Let's begin with a review of the ABC's of Self Esteem...a concept I learned from Dr. Kevin Leman in his book "Making Children Mind Without Losing Yours". A is for Acceptance,
B for Belonging and C for Competence. If you want a refresher on my own thoughts on Acceptance or Belonging, go back to my past two blog posts on www.parentsacademysa.org.
Once we have established an attitude of acceptance and we really allow others to be who they are and how they are, we can begin the process of bonding and belonging. If we agree that self esteem is how we VALUE ourselves, not just how we think or feel, acceptance and belonging set the stage for the next step, building competence.
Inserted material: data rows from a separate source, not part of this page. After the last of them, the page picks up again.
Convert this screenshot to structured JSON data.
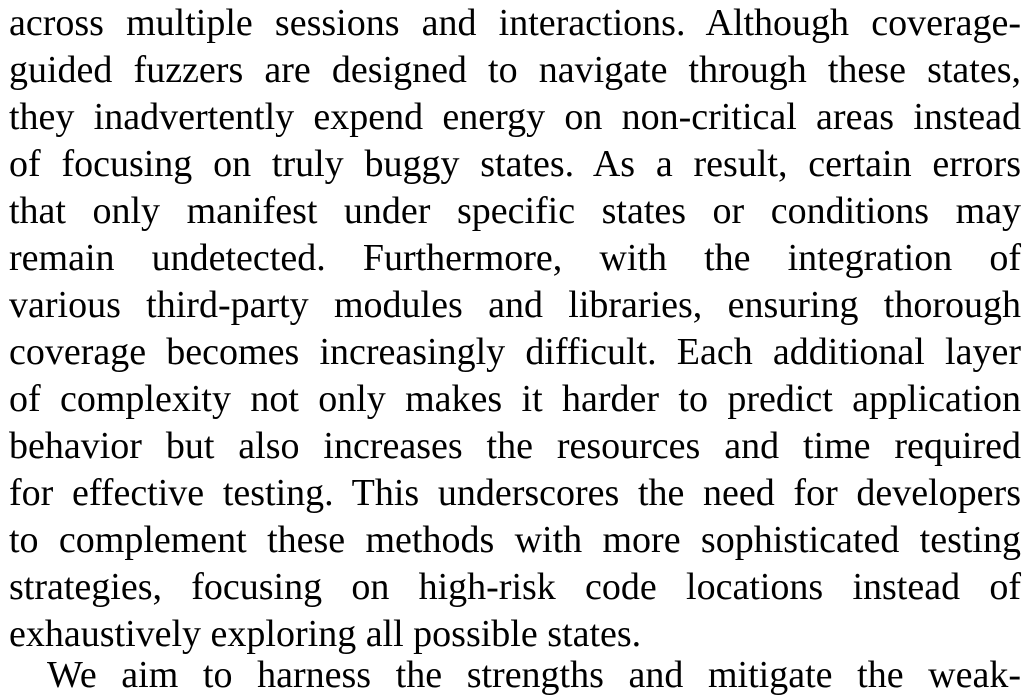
{
  "paragraph": {
    "lines": [
      "across multiple sessions and interactions. Although coverage-",
      "guided fuzzers are designed to navigate through these states,",
      "they inadvertently expend energy on non-critical areas instead",
      "of focusing on truly buggy states. As a result, certain errors",
      "that only manifest under specific states or conditions may",
      "remain undetected. Furthermore, with the integration of",
      "various third-party modules and libraries, ensuring thorough",
      "coverage becomes increasingly difficult. Each additional layer",
      "of complexity not only makes it harder to predict application",
      "behavior but also increases the resources and time required",
      "for effective testing. This underscores the need for developers",
      "to complement these methods with more sophisticated testing",
      "strategies, focusing on high-risk code locations instead of",
      "exhaustively exploring all possible states."
    ]
  },
  "next_paragraph": {
    "first_line": "We aim to harness the strengths and mitigate the weak-"
  }
}
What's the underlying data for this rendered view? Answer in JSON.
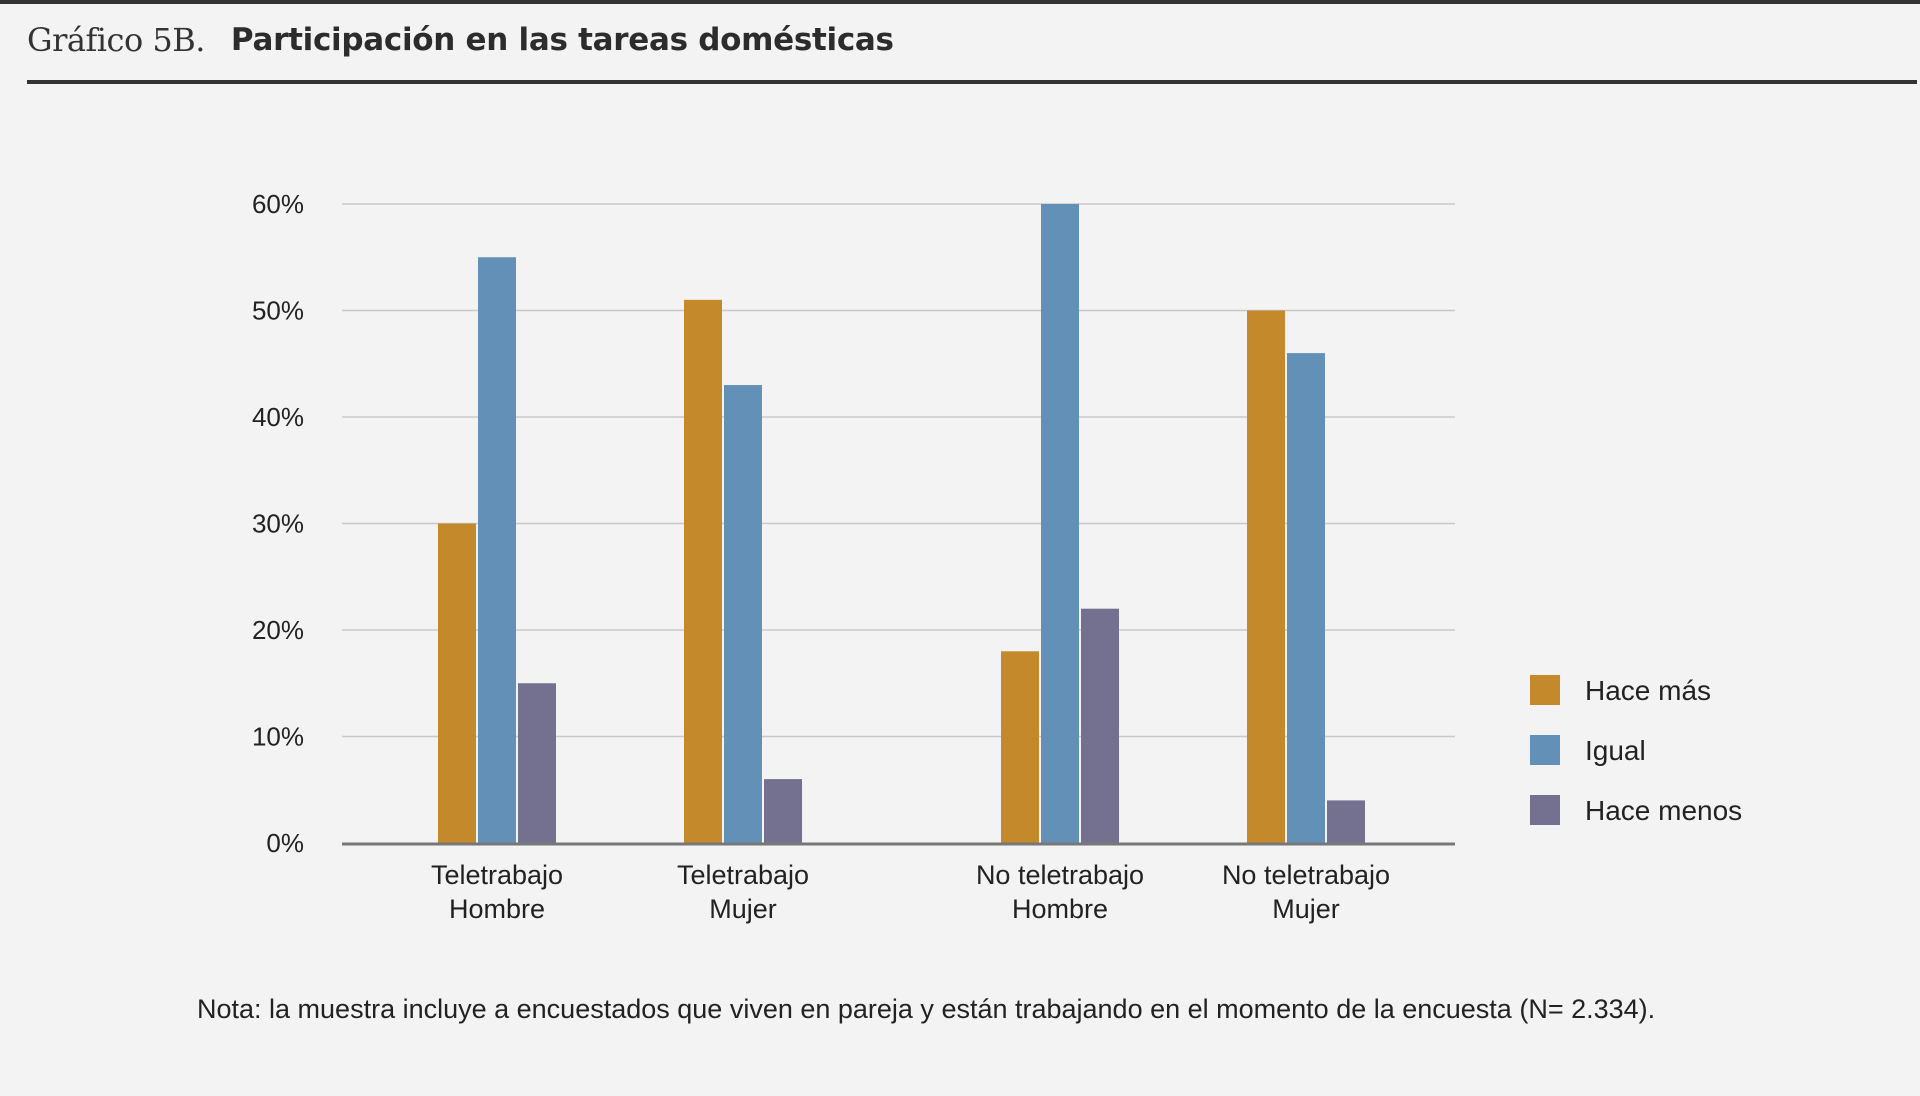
{
  "header": {
    "figure_label": "Gráfico 5B.",
    "title": "Participación en las tareas domésticas"
  },
  "note": "Nota: la muestra incluye a encuestados que viven en pareja y están trabajando en el momento de la encuesta (N= 2.334).",
  "chart_data": {
    "type": "bar",
    "title": "Participación en las tareas domésticas",
    "categories": [
      [
        "Teletrabajo",
        "Hombre"
      ],
      [
        "Teletrabajo",
        "Mujer"
      ],
      [
        "No teletrabajo",
        "Hombre"
      ],
      [
        "No teletrabajo",
        "Mujer"
      ]
    ],
    "series": [
      {
        "name": "Hace más",
        "color": "#c4892a",
        "values": [
          30,
          51,
          18,
          50
        ]
      },
      {
        "name": "Igual",
        "color": "#6290b7",
        "values": [
          55,
          43,
          60,
          46
        ]
      },
      {
        "name": "Hace menos",
        "color": "#73718f",
        "values": [
          15,
          6,
          22,
          4
        ]
      }
    ],
    "xlabel": "",
    "ylabel": "",
    "ylim": [
      0,
      60
    ],
    "yticks": [
      {
        "value": 0,
        "label": "0%"
      },
      {
        "value": 10,
        "label": "10%"
      },
      {
        "value": 20,
        "label": "20%"
      },
      {
        "value": 30,
        "label": "30%"
      },
      {
        "value": 40,
        "label": "40%"
      },
      {
        "value": 50,
        "label": "50%"
      },
      {
        "value": 60,
        "label": "60%"
      }
    ],
    "grid": true,
    "legend_position": "right"
  },
  "colors": {
    "gridline": "#c9c9c9",
    "axis": "#777777",
    "text": "#222222"
  }
}
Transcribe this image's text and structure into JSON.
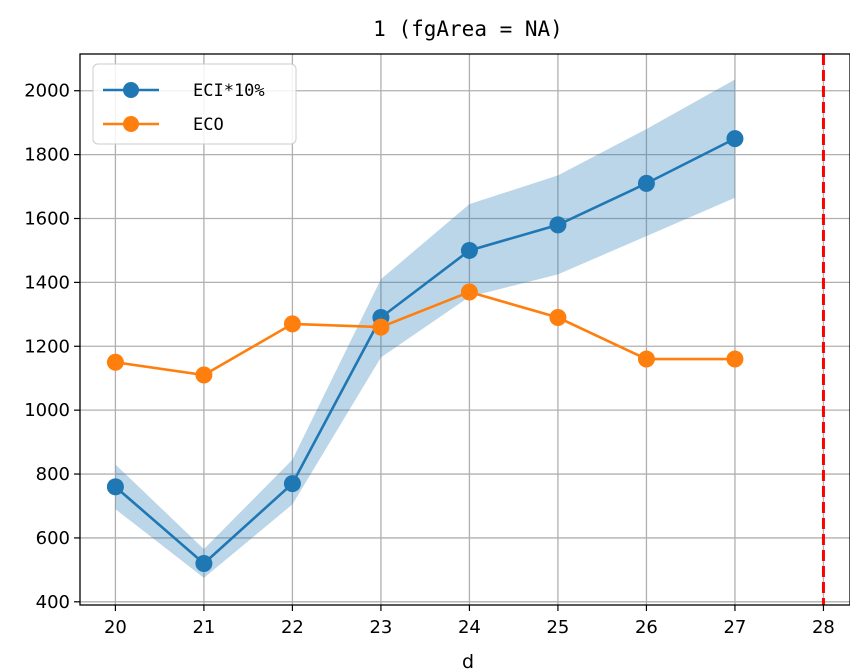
{
  "chart_data": {
    "type": "line",
    "title": "1 (fgArea = NA)",
    "xlabel": "d",
    "ylabel": "",
    "x": [
      20,
      21,
      22,
      23,
      24,
      25,
      26,
      27
    ],
    "x_ticks": [
      20,
      21,
      22,
      23,
      24,
      25,
      26,
      27,
      28
    ],
    "xlim": [
      19.6,
      28.3
    ],
    "ylim": [
      390,
      2115
    ],
    "y_ticks": [
      400,
      600,
      800,
      1000,
      1200,
      1400,
      1600,
      1800,
      2000
    ],
    "grid": true,
    "legend_position": "top-left",
    "series": [
      {
        "name": "ECI*10%",
        "color": "#1f77b4",
        "values": [
          760,
          520,
          770,
          1290,
          1500,
          1580,
          1710,
          1850
        ],
        "band_lower": [
          690,
          475,
          705,
          1165,
          1355,
          1425,
          1545,
          1665
        ],
        "band_upper": [
          830,
          565,
          845,
          1410,
          1645,
          1735,
          1880,
          2035
        ],
        "band_color": "#1f77b4"
      },
      {
        "name": "ECO",
        "color": "#ff7f0e",
        "values": [
          1150,
          1110,
          1270,
          1260,
          1370,
          1290,
          1160,
          1160
        ]
      }
    ],
    "vline": {
      "x": 28,
      "color": "#ff0000",
      "style": "dashed"
    }
  }
}
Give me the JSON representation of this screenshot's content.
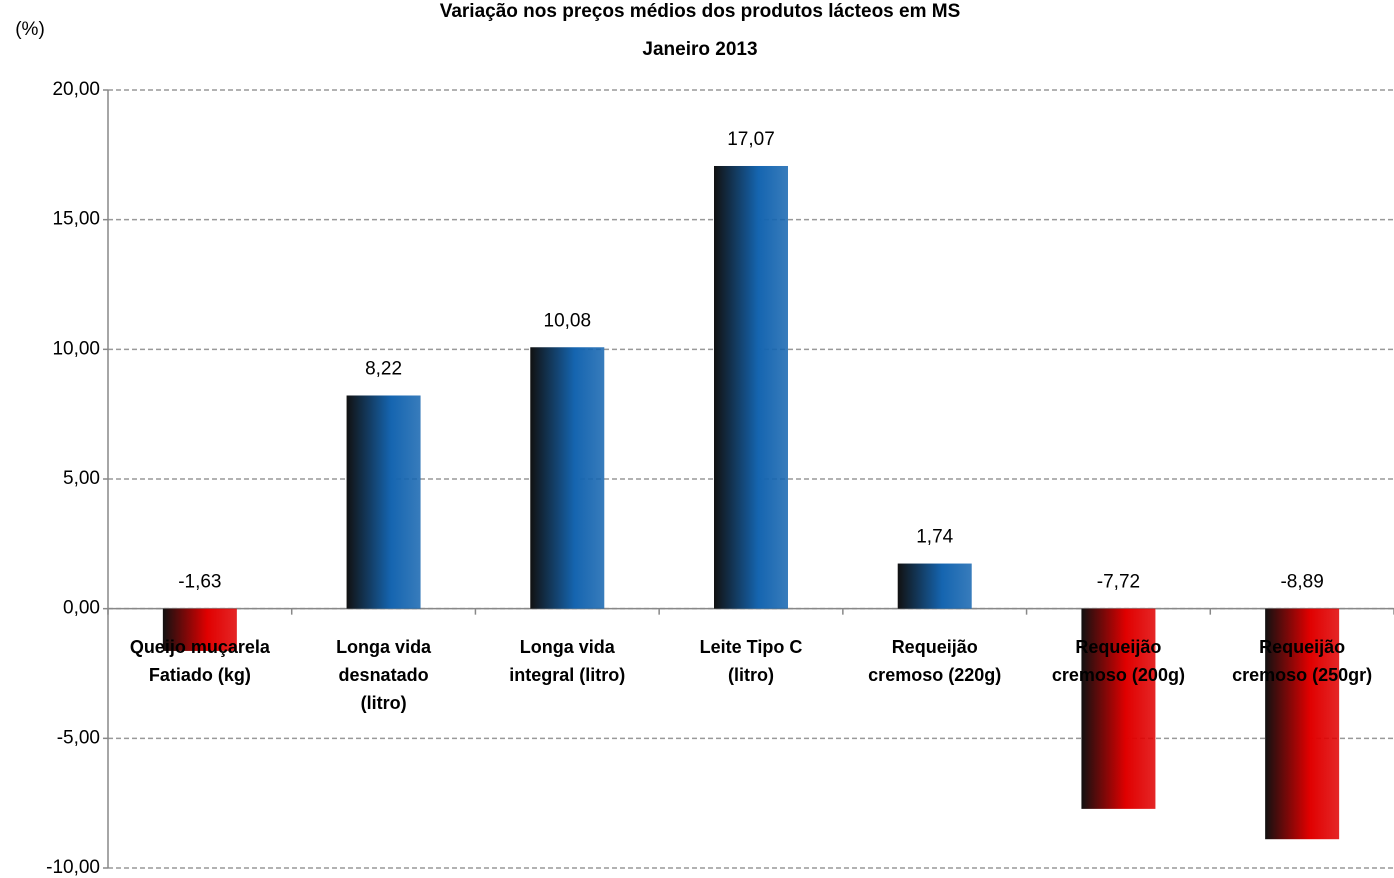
{
  "chart_data": {
    "type": "bar",
    "title": "Variação nos preços médios dos produtos lácteos em MS",
    "subtitle": "Janeiro 2013",
    "y_label": "(%)",
    "categories": [
      [
        "Queijo muçarela",
        "Fatiado (kg)"
      ],
      [
        "Longa vida",
        "desnatado",
        "(litro)"
      ],
      [
        "Longa vida",
        "integral (litro)"
      ],
      [
        "Leite Tipo C",
        "(litro)"
      ],
      [
        "Requeijão",
        "cremoso (220g)"
      ],
      [
        "Requeijão",
        "cremoso (200g)"
      ],
      [
        "Requeijão",
        "cremoso (250gr)"
      ]
    ],
    "values": [
      -1.63,
      8.22,
      10.08,
      17.07,
      1.74,
      -7.72,
      -8.89
    ],
    "value_labels": [
      "-1,63",
      "8,22",
      "10,08",
      "17,07",
      "1,74",
      "-7,72",
      "-8,89"
    ],
    "colors": [
      "#e00000",
      "#1565b0",
      "#1565b0",
      "#1565b0",
      "#1565b0",
      "#e00000",
      "#e00000"
    ],
    "ylim": [
      -10,
      20
    ],
    "yticks": [
      {
        "value": -10,
        "label": "-10,00"
      },
      {
        "value": -5,
        "label": "-5,00"
      },
      {
        "value": 0,
        "label": "0,00"
      },
      {
        "value": 5,
        "label": "5,00"
      },
      {
        "value": 10,
        "label": "10,00"
      },
      {
        "value": 15,
        "label": "15,00"
      },
      {
        "value": 20,
        "label": "20,00"
      }
    ],
    "grid": true
  }
}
I do not believe "Winning" or "being #1" is what builds true self esteem. Competence is not about winning, or even achieving. It is about getting in the game and trying. True value is not based on performance. All too often, the world says we must win to have value. Often the world tells us "win or go home".... like anything but being the winner says you are dirt. In the words of Ricky Bobby of "Talladega Nights", "if you're not first, you're last!" That attitude says no matter how hard you tried, you are LAME if you are not #1, first, trophy winner.
Competence is about learning, putting yourself out there and being vulnerable. Our children watch us closely, to see how we judge and value ourselves. They are catching whatever vibes we are putting out. To help children build their self esteem, we must give frequent and ample opportunities to try and try again. Winning is not the goal, experience is. Competence is not about creating winners and losers. It is about being proud of yourself, not for what you do, but for who you are and for how you are right now.
This point came through so clearly in a discussion at our parenting class. One parent had an "aha moment" when she recalled that she told her daughter it wasn't worth it to take off work for her basketball games because the team always lost. Whoa! It suddenly hit mom upside the head that she was telling her daughter, "you are not worth it because you lose." She might as well have told her daughter, "I don't take off work for losers", because that is the message her child got from her.
Competence is built not from winning or achieving, but from giving it a try. Your child will not make the bed or fold the towels to your standard, but they can sure benefit from a "high five" for bed making, no matter how it looks. When we show our children we believe in them, they begin the life long process of believing in themselves. They don't have to be perfect. When they know they are loved for WHO they are, not what they DO, real competence begins.